The German Bundesliga’s decision to continue their season has prompted La Liga to follow in their footsteps. The Spanish top-flight will continue – so long as nothing gets in the way – on June 20th.
COVID-19 put major European football leagues into hibernation in March. France, Belgium and Holland abandoned their respective seasons, however, other countries feel it is necessary to come to a fairer conclusion by resuming the football calendar. Italy, England and Spain all desire a similar sporting restart plan to Germany’s. However, it is much more difficult to resume the beautiful game in these countries, due to the Coronavirus hitting harder.
Clubs in Spain’s top two divisions held mandatory testing for players last Wednesday. Manager of 19th-placed Leganes Javier Aguirre has revealed Spain’s plans to finish the season. In an interview with a Spanish outlet, Aguirre said: “We already have a start date for the league,” Aguirre said in an interview with a local media outlet.
“On June 20, we will start La Liga and in five weeks we will be officially finished, on July 26. It will be played on Saturday-Sunday and Wednesday-Thursday, over 11 dates.
“La Liga has just informed me officially and I am very happy about this because we already have training scheduled.”
Despite these claims seeming fairly reliable, a La Liga official later rebuffed Aguirre’s statement. The Spokesman clarified that there hasn’t been an official date set for football’s return to Spain.
He said: “There are no confirmed dates to return to competition. We will begin training sessions and then wait for the government’s decision about the established dates.
“Our intention is to return to competition in June as long as the government decides it is ok to do so.”
The country’s prime minister, Pedro Sanchez, reiterated that fans would not be able to go to a match.
He said: “We hope that leagues and federations will come to a decision soon.
“We already started to allow individual training sessions for team sports, we hope [a return] will come sooner rather than later but we’ll see it first on television rather than in the stadiums, I’m afraid.”
Although these plans seem sensible, it seems as if the people that are being affected the most by this decision are being controlled like puppets. Some players’ opinions aren’t being heard, yet, it’s their safety that’s being compromised. The Coronavirus tests aren’t completely reliable, so players will be at a large risk.
Eibar players have come together and voiced their view: “It worries us that by doing what we like most, we could get infected and infect our family and friends and even contribute to a new wave of the pandemic – with the terrible consequences that would have for the whole population.”

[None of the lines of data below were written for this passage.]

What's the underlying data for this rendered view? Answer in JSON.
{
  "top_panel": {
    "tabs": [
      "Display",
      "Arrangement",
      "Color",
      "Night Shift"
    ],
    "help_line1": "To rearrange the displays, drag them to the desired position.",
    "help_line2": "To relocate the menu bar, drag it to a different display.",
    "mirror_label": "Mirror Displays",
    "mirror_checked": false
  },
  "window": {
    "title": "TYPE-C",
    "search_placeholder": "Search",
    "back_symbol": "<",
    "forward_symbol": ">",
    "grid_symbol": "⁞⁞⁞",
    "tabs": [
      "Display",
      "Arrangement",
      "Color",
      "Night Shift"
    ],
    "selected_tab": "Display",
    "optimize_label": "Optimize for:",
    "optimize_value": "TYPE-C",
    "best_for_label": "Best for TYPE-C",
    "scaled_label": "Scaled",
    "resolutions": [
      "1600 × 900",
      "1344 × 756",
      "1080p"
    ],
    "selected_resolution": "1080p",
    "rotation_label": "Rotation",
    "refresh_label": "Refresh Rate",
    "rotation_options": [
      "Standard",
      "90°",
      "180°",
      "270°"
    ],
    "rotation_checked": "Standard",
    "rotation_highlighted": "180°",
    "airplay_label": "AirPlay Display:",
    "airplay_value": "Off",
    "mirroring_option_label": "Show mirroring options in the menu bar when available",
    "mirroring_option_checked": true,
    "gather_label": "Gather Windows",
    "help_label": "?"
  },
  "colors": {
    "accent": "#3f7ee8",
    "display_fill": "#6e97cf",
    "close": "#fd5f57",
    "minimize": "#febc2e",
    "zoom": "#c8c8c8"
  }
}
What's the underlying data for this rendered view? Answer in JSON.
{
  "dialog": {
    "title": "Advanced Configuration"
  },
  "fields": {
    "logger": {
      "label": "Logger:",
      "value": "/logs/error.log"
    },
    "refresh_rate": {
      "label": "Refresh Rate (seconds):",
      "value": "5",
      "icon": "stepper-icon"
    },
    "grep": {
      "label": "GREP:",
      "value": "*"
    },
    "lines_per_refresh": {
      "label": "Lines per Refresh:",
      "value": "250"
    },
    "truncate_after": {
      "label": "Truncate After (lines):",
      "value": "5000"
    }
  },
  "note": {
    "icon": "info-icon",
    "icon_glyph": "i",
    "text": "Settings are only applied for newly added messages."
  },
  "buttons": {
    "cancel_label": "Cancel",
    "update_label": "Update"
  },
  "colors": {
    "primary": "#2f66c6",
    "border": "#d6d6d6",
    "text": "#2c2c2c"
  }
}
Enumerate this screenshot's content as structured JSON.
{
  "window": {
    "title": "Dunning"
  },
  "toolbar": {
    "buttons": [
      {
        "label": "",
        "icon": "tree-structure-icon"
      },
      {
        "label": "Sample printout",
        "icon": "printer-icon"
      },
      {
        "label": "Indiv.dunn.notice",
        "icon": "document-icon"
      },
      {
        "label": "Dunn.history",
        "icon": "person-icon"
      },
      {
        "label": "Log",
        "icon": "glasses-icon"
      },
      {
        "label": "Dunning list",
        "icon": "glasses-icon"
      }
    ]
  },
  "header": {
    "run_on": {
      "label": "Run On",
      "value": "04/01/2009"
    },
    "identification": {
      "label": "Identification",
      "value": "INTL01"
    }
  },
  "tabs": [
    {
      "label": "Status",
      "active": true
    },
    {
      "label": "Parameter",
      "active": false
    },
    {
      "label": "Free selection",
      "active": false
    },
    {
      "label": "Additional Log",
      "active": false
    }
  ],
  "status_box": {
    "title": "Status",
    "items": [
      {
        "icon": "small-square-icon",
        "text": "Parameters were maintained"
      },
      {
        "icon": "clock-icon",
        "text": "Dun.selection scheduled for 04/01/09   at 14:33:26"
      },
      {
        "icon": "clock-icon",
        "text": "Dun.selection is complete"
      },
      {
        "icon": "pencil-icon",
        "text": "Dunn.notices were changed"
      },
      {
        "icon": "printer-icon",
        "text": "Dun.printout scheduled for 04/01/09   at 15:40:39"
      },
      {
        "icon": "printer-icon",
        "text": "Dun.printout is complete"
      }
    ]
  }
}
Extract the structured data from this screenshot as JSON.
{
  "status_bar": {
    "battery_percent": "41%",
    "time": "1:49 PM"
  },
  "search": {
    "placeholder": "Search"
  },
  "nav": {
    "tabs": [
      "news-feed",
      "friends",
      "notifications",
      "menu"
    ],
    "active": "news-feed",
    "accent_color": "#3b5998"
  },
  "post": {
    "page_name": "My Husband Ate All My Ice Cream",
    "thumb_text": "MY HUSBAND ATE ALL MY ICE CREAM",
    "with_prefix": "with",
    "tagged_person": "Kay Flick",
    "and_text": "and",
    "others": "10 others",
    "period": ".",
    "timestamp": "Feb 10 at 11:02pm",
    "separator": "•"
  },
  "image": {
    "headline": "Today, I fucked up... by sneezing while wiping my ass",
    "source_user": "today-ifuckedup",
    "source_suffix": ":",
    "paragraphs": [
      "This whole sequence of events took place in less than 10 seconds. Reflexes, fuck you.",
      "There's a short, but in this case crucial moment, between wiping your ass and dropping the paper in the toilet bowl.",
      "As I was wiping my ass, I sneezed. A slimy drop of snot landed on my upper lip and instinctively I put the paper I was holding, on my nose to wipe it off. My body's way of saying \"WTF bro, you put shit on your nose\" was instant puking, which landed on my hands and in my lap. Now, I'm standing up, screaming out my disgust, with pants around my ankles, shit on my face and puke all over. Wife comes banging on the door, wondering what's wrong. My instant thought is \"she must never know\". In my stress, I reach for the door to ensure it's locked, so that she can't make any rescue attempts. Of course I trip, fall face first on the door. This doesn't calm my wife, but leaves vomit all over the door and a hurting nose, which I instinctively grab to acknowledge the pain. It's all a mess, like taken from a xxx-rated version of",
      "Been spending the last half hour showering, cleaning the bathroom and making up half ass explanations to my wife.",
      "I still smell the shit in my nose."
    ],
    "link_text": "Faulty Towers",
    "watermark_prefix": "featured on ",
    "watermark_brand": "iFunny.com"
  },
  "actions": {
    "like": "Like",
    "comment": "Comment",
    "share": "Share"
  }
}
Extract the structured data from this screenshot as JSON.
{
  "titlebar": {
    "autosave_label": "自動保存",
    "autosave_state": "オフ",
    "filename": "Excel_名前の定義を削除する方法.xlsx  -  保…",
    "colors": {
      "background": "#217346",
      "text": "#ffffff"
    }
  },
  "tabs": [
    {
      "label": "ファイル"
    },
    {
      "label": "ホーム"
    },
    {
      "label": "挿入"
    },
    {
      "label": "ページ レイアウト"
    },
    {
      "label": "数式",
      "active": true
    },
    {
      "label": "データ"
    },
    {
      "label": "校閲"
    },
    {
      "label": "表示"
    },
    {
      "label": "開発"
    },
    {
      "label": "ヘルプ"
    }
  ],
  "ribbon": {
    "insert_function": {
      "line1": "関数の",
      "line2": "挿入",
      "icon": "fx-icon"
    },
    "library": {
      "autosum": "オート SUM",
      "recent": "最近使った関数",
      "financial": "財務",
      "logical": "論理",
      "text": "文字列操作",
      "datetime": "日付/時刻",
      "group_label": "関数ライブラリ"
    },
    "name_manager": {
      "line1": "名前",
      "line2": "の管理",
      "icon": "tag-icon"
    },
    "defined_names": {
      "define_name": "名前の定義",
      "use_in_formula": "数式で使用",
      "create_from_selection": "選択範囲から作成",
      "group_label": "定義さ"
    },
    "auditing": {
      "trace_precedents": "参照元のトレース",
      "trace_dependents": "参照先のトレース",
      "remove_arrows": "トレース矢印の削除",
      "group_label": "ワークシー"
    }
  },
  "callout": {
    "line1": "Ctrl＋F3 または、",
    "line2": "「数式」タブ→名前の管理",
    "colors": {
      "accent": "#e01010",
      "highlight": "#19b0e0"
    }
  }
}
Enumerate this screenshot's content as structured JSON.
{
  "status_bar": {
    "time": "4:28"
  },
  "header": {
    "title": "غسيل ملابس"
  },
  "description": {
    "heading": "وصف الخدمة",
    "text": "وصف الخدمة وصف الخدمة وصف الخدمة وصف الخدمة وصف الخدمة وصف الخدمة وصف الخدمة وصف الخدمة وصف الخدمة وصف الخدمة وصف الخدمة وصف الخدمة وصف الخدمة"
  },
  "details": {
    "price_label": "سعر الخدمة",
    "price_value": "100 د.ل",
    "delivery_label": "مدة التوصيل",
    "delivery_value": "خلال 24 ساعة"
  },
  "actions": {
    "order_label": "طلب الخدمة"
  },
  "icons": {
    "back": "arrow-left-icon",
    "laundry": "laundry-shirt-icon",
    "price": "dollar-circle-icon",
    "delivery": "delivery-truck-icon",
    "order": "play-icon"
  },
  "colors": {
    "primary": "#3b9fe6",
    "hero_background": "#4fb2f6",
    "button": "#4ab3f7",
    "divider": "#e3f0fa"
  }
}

“The health of everyone should be the most important thing and now is the time to back this idea up with actions and not just words. We ask for guarantees and we demand responsibility.”
However, other players are eager to play. Real Madrid captain, Sergio Ramos, says he “can’t wait to get playing and competing as long as there is no risk of contagion”.
Croatia and Barcelona midfielder Ivan Rakitic “thinks it is time for those who are involved in football to take a step forward.”